Vorgehen gegen Hasskommentare: Nach Meinung von Christian Bommarius (BerlZ) darf Justizminister Heiko Maas Facebooks Ankündigung, sich bei der Überprüfung gemeldeter Inhalte künftig nach deutschem Recht richten zu wollen, als Erfolg seiner "Task-Force" betrachten. Von einem Forschritt lasse sich allerdings erst sprechen, wenn Facebook deutlich und transparenter als bisher gegen Hasskommentare vorgehe. Sollte sich der Konzern dazu auch zukünftig außerstande sehen, müsse ihm die Justiz entschlossener als bisher auf die Sprünge helfen.

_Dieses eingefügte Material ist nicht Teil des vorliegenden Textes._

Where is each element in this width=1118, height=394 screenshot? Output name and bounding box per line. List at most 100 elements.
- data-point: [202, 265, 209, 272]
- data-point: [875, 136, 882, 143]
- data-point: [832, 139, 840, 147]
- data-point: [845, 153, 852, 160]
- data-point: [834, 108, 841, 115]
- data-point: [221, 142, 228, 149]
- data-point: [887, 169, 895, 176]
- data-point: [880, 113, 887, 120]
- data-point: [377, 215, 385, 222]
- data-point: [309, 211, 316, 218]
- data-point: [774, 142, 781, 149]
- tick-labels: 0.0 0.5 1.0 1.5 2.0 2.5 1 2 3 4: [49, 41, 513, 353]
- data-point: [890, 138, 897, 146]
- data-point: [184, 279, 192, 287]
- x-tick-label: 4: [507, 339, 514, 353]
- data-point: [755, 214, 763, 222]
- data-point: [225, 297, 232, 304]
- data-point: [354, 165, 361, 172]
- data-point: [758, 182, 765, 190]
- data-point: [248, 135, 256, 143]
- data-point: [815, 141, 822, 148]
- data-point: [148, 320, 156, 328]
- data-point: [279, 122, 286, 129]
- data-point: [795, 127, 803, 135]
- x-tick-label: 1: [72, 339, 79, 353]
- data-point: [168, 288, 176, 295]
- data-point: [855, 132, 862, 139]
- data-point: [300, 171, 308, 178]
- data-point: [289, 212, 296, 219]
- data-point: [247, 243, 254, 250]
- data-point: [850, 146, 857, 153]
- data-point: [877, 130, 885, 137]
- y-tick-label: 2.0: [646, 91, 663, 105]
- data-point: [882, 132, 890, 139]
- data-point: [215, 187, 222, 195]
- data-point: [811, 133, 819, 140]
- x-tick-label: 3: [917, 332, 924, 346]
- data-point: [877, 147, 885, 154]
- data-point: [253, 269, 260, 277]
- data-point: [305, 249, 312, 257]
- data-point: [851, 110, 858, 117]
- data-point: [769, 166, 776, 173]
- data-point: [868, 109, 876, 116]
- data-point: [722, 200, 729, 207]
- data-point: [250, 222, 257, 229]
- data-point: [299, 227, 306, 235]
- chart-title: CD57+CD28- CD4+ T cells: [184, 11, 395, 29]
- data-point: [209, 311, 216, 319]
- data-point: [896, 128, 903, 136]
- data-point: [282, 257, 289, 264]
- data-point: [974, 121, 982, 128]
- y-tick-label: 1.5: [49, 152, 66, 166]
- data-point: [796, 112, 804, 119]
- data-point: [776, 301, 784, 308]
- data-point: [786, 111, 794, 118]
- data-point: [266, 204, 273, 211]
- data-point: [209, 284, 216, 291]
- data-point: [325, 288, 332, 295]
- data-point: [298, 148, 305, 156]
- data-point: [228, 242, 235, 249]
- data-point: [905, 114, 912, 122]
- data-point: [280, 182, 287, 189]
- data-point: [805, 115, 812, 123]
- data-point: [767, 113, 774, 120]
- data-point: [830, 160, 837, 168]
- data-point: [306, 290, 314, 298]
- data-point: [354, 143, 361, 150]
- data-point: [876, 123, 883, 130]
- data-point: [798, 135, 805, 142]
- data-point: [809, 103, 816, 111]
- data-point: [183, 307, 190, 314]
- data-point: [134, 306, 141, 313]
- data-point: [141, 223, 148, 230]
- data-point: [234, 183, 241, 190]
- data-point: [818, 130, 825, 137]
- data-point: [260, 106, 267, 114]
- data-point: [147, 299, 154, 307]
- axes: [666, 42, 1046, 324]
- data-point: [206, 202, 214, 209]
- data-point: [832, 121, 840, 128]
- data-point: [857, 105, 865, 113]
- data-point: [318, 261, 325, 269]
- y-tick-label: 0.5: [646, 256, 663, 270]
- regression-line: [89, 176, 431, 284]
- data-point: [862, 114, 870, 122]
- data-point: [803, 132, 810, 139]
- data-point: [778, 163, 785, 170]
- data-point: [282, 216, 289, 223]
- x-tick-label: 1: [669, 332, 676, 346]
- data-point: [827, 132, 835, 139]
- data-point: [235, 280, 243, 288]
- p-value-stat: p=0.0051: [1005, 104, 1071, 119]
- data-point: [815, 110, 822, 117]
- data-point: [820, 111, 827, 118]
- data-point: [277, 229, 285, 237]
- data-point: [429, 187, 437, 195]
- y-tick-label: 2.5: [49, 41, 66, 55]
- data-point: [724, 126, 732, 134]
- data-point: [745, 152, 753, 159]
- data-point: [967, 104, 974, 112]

Westlicher Lebensstil: Auf rechtslupe.de werden die Voraussetzungen für die Annahme einer bestimmten sozialen Gruppe im Sinne des Asylverfahrensgesetzes beleuchtet. Diese seien bei afghanischen Frauen, die infolge eines längeren Aufenthaltes in Europa in einem solchen Maße westlich geprägt wurden, dass ihnen eine Anpassung ihres Lebensstils an in Afghanistan erwartete Verhaltensweisen und Traditionen nicht mehr zuzumuten sei, gegeben.

Das Letzte zum Schluss

Liebesterror: Die FAZ (Reiner Burger) schildert den Fall eines Pfarrers, der seit fünfzehn Jahren von einer liebestollen Rentnerin verfolgt wird. Sie rufe ihn mehrmals täglich an, teile ihm ihre sexuellen Wünsche in Briefen, Mails und SMS mit und dekoriere den Vorgarten des Pfarrhauses mit Herzen, Blumen und Luftballons. Wegen Nachstellung in Tateinheit mit Hausfriedensbruch und Verstoß gegen das Gewaltschutzgesetz war sie dafür im März 2014 vom Amtsgericht zu vierzehn Monaten Freiheitsentzug ohne Bewährung verurteilt worden. Es schien, als hätte der Pfarrer wenigstens eine Weile lang seine Ruhe. Weil aber sowohl die Staatsanwaltschaft als auch die Verteidigung Berufung einlegten, wurde das Verfahren neu aufgerollt. Nun befand das Landgericht Arnsberg, dass die Schuldfähigkeit der Rentnerin nicht eindeutig feststellbar sei. Auch ihre Einweisung in die Psychiatrie komme nicht in Betracht. Sie sei zwar lästig, aber nicht gemeingefährlich. Der Liebesterror für den Pfarrer geht damit wohl weiter.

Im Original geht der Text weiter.